Flaky tests are hard to debug due to their non-determinism, they waste time, and sometimes hide real bugs: developers tend to ignore those failures, and thus could miss real bugs. Flakiness can come from the test itself, the system it is testing, or the environmental issues.

Waiting on Conditions

A common cause of a flaky test is asynchronous wait on conditions. A test makes an asynchronous call and does not properly wait for the result of the call to become available before using it:

node.account.kill_process("zookeeper", allow_fail=False)
time.sleep(2)
assert not self.alive(node), “Expected Zookeeper service to stop”

In this example, the test terminates a zookeeper service via kill_process and then uses time.sleep to wait for it to stop. If terminating the process takes longer, the test will fail. The test may intermittently fail based on how fast a process terminates. Of course, there should be a timeout for termination to ensure that test does not run indefinitely. You could increase sleep time, but that also increases the test run length. A more explicit way to express this condition is to use wait_until() with a timeout:

node.account.kill_process("zookeeper", allow_fail=False)
wait_until(lambda: not self.alive(node),
           timeout_sec=5,
           err_msg="Timed out waiting for zookeeper to stop.")

The test will progress as soon as condition is met, and timeout ensures that the test does not run indefinitely if termination never ends.
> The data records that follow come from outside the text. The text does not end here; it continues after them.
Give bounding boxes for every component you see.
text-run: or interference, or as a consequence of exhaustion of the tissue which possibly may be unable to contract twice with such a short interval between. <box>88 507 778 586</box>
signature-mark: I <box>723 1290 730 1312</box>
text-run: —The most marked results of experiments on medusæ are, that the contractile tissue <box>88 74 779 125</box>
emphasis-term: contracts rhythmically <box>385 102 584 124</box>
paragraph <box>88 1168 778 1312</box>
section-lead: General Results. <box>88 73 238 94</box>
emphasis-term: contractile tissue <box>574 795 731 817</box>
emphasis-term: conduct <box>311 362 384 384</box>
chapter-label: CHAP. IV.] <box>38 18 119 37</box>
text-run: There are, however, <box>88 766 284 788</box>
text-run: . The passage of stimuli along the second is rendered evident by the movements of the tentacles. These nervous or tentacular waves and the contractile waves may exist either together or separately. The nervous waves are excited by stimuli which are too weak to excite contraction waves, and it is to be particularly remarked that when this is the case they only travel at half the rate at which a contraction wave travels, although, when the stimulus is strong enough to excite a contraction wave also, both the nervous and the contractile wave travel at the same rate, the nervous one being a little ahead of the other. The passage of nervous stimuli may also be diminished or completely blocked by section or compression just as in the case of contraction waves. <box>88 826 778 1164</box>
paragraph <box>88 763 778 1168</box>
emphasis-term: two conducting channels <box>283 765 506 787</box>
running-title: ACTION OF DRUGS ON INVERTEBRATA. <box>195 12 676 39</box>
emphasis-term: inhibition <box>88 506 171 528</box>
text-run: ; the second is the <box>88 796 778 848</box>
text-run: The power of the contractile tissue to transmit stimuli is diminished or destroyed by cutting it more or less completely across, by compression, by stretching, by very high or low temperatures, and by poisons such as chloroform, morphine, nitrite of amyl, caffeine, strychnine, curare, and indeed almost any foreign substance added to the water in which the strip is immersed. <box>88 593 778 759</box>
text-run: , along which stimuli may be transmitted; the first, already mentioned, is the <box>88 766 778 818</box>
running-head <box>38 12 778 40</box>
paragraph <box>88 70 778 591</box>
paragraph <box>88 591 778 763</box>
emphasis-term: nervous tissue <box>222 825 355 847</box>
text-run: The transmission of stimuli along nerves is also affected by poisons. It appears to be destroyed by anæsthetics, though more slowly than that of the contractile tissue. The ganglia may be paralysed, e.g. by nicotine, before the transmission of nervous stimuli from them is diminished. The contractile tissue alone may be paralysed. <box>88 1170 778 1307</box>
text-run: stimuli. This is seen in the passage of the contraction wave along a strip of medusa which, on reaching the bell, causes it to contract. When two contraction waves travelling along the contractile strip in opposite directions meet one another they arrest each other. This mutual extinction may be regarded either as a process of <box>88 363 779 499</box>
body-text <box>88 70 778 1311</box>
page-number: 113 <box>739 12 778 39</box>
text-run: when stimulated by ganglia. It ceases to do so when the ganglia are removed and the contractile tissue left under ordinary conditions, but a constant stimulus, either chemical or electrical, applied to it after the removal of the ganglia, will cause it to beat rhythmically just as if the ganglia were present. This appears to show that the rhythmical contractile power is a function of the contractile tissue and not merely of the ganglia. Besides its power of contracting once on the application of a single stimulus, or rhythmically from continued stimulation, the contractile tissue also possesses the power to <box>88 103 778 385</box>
Think carefully about the condition to check. A common source of issues is incorrect choice of condition of successful service start in start_node implementation. One way to check that a service starts successfully is to wait for some specific log output. However, make sure that this specific log message is always printed after the things run successfully. If there is still a chance that service may fail to start after the log is printed, this may cause race conditions and flaky tests. Sometimes it could be better to check if the service runs successfully by querying a service or checking some metrics if they are available.

Test Order Dependency

Make sure that your services properly cleanup the state in clean_node implementation. Failure to properly clean up the state can cause the next run of the test to fail or fail intermittently if other tests happen to clean same directories for example. One of the benefits of isolation that ducktape assumes is that you can assume you have complete control of the machine. It is ok to delete the entire working space. It is also safe to kill all java processes you can find rather than being more targeted. So, clean up aggressively.

Incorrect Assumptions

It is possible that assumptions about how the system works that we are testing are incorrect. One way to help debug this is to use more detailed comments why certain checks are made.

Tools for Managing Logs

Analyzing and matching up logs from a distributed service could be time consuming. There are many good tools for working with logs. Examples include http://lnav.org/, http://list.xmodulo.com/multitail.html, and http://glogg.bonnefon.org/.

Validating Ssh Issues

Ducktape supports running custom validators when an ssh error occurs, allowing you to run your own validation against a host. this is done simply by running ducktape with the –ssh-checker-function, followed by the module path to your function, so for instance:

ducktape my-test.py --ssh-checker-function my.module.validator.validate_ssh

this function will take in the ssh error raised as its first argument, and the remote account object as its second.